Correlation Between Templeton Growth and Templeton World
Can any of the company-specific risk be diversified away by investing in both Templeton Growth and Templeton World at the same time? Although using a correlation coefficient on its own may not help to predict future stock returns, this module helps to understand the diversifiable risk of combining Templeton Growth and Templeton World into the same portfolio, which is an essential part of the fundamental portfolio management process.
By analyzing existing cross correlation between Templeton Growth Fund and Templeton World Fund, you can compare the effects of market volatilities on Templeton Growth and Templeton World and check how they will diversify away market risk if combined in the same portfolio for a given time horizon.
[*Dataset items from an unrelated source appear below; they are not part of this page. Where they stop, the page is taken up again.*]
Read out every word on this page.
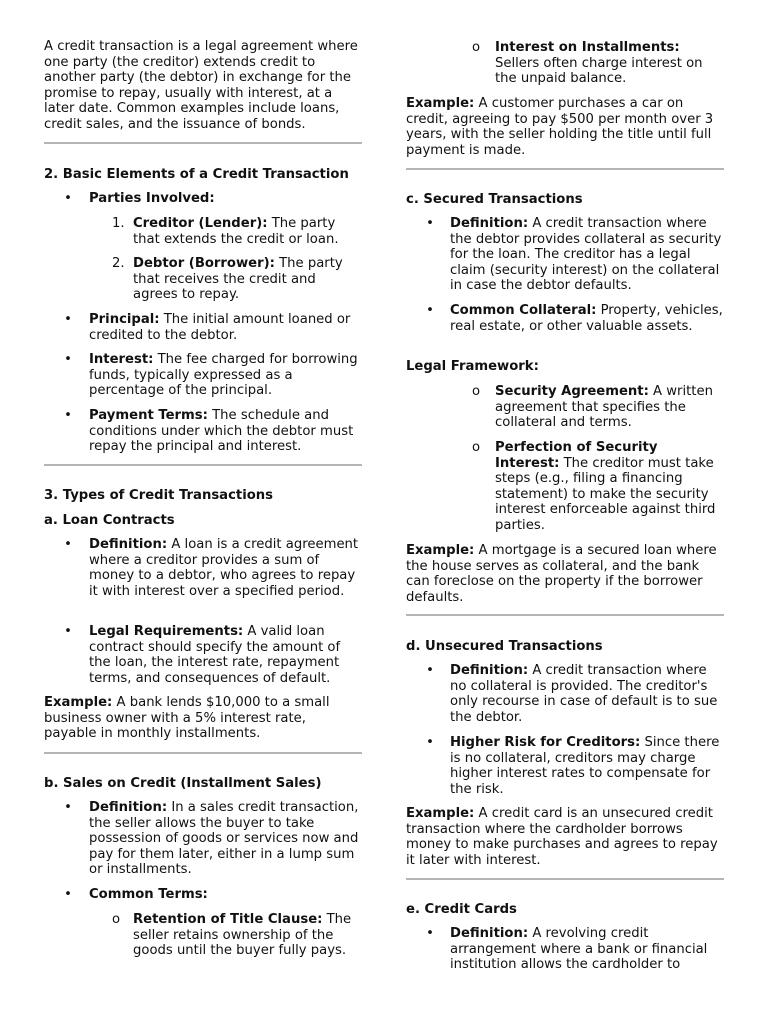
A credit transaction is a legal agreement where one party (the creditor) extends credit to another party (the debtor) in exchange for the promise to repay, usually with interest, at a later date. Common examples include loans, credit sales, and the issuance of bonds.

2. Basic Elements of a Credit Transaction

• Parties Involved:

1. Creditor (Lender): The party that extends the credit or loan.

2. Debtor (Borrower): The party that receives the credit and agrees to repay.

• Principal: The initial amount loaned or credited to the debtor.

• Interest: The fee charged for borrowing funds, typically expressed as a percentage of the principal.

• Payment Terms: The schedule and conditions under which the debtor must repay the principal and interest.

3. Types of Credit Transactions

a. Loan Contracts

• Definition: A loan is a credit agreement where a creditor provides a sum of money to a debtor, who agrees to repay it with interest over a specified period.

• Legal Requirements: A valid loan contract should specify the amount of the loan, the interest rate, repayment terms, and consequences of default.

Example: A bank lends $10,000 to a small business owner with a 5% interest rate, payable in monthly installments.

b. Sales on Credit (Installment Sales)

• Definition: In a sales credit transaction, the seller allows the buyer to take possession of goods or services now and pay for them later, either in a lump sum or installments.

• Common Terms:

o Retention of Title Clause: The seller retains ownership of the goods until the buyer fully pays.

o Interest on Installments: Sellers often charge interest on the unpaid balance.

Example: A customer purchases a car on credit, agreeing to pay $500 per month over 3 years, with the seller holding the title until full payment is made.

c. Secured Transactions

• Definition: A credit transaction where the debtor provides collateral as security for the loan. The creditor has a legal claim (security interest) on the collateral in case the debtor defaults.

• Common Collateral: Property, vehicles, real estate, or other valuable assets.

Legal Framework:

o Security Agreement: A written agreement that specifies the collateral and terms.

o Perfection of Security Interest: The creditor must take steps (e.g., filing a financing statement) to make the security interest enforceable against third parties.

Example: A mortgage is a secured loan where the house serves as collateral, and the bank can foreclose on the property if the borrower defaults.

d. Unsecured Transactions

• Definition: A credit transaction where no collateral is provided. The creditor's only recourse in case of default is to sue the debtor.

• Higher Risk for Creditors: Since there is no collateral, creditors may charge higher interest rates to compensate for the risk.

Example: A credit card is an unsecured credit transaction where the cardholder borrows money to make purchases and agrees to repay it later with interest.

e. Credit Cards

• Definition: A revolving credit arrangement where a bank or financial institution allows the cardholder to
You can also utilize pair trading strategies of matching a long position in Templeton Growth with a short position of Templeton World. Check out your portfolio center. Please also check ongoing floating volatility patterns of Templeton Growth and Templeton World.
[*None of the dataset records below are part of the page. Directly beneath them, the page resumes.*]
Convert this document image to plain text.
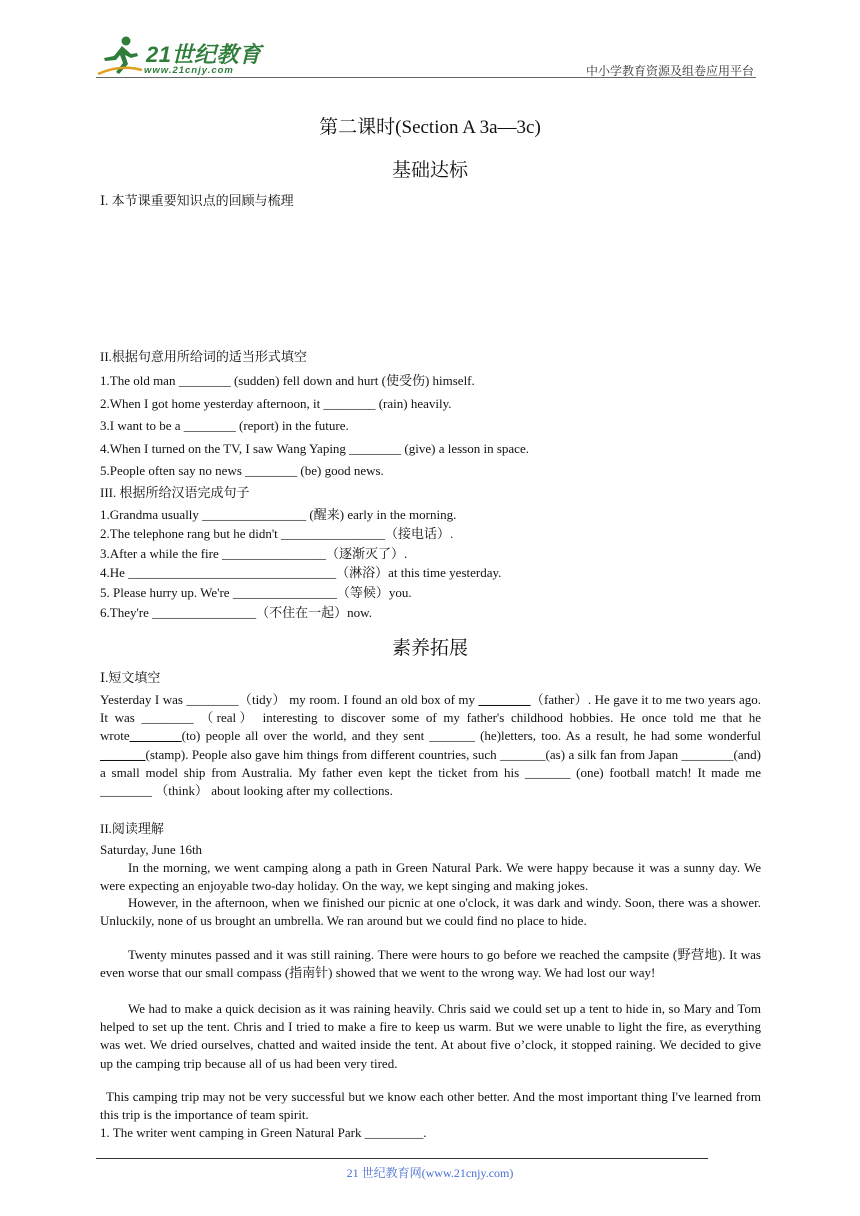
21世纪教育
www.21cnjy.com	中小学教育资源及组卷应用平台
第二课时(Section A 3a—3c)
基础达标
Ⅰ. 本节课重要知识点的回顾与梳理
II.根据句意用所给词的适当形式填空
1.The old man ________ (sudden) fell down and hurt (使受伤) himself.
2.When I got home yesterday afternoon, it ________ (rain) heavily.
3.I want to be a ________ (report) in the future.
4.When I turned on the TV, I saw Wang Yaping ________ (give) a lesson in space.
5.People often say no news ________ (be) good news.
III. 根据所给汉语完成句子
1.Grandma usually ________________ (醒来) early in the morning.
2.The telephone rang but he didn't ________________（接电话）.
3.After a while the fire ________________（逐渐灭了）.
4.He ________________________________（淋浴）at this time yesterday.
5. Please hurry up. We're ________________（等候）you.
6.They're ________________（不住在一起）now.
素养拓展
Ⅰ.短文填空
Yesterday I was ________（tidy） my room. I found an old box of my ________（father）. He gave it to me two years ago. It was ________ （real） interesting to discover some of my father's childhood hobbies. He once told me that he wrote________(to) people all over the world, and they sent _______ (he)letters, too. As a result, he had some wonderful _______(stamp). People also gave him things from different countries, such _______(as) a silk fan from Japan ________(and) a small model ship from Australia. My father even kept the ticket from his _______ (one) football match! It made me ________ （think） about looking after my collections.
II.阅读理解
Saturday, June 16th
In the morning, we went camping along a path in Green Natural Park. We were happy because it was a sunny day. We were expecting an enjoyable two-day holiday. On the way, we kept singing and making jokes.
However, in the afternoon, when we finished our picnic at one o'clock, it was dark and windy. Soon, there was a shower. Unluckily, none of us brought an umbrella. We ran around but we could find no place to hide.
Twenty minutes passed and it was still raining. There were hours to go before we reached the campsite (野营地). It was even worse that our small compass (指南针) showed that we went to the wrong way. We had lost our way!
We had to make a quick decision as it was raining heavily. Chris said we could set up a tent to hide in, so Mary and Tom helped to set up the tent. Chris and I tried to make a fire to keep us warm. But we were unable to light the fire, as everything was wet. We dried ourselves, chatted and waited inside the tent. At about five o’clock, it stopped raining. We decided to give up the camping trip because all of us had been very tired.
This camping trip may not be very successful but we know each other better. And the most important thing I've learned from this trip is the importance of team spirit.
1. The writer went camping in Green Natural Park _________.
21 世纪教育网(www.21cnjy.com)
Diversification Opportunities for Templeton Growth and Templeton World
0.84 | Correlation Coefficient |
Very poor diversification
The 3 months correlation between Templeton and Templeton is 0.84. Overlapping area represents the amount of risk that can be diversified away by holding Templeton Growth Fund and Templeton World Fund in the same portfolio, assuming nothing else is changed. The correlation between historical prices or returns on Templeton World and Templeton Growth is a relative statistical measure of the degree to which these equity instruments tend to move together. The correlation coefficient measures the extent to which returns on Templeton Growth Fund are associated (or correlated) with Templeton World. Values of the correlation coefficient range from -1 to +1, where. The correlation of zero (0) is possible when the price movement of Templeton World has no effect on the direction of Templeton Growth i.e., Templeton Growth and Templeton World go up and down completely randomly.
Pair Corralation between Templeton Growth and Templeton World
Assuming the 90 days horizon Templeton Growth Fund is expected to under-perform the Templeton World. But the mutual fund apears to be less risky and, when comparing its historical volatility, Templeton Growth Fund is 1.13 times less risky than Templeton World. The mutual fund trades about -0.02 of its potential returns per unit of risk. The Templeton World Fund is currently generating about 0.03 of returns per unit of risk over similar time horizon. If you would invest 1,671 in Templeton World Fund on August 30, 2024 and sell it today you would earn a total of 26.00 from holding Templeton World Fund or generate 1.56% return on investment over 90 days.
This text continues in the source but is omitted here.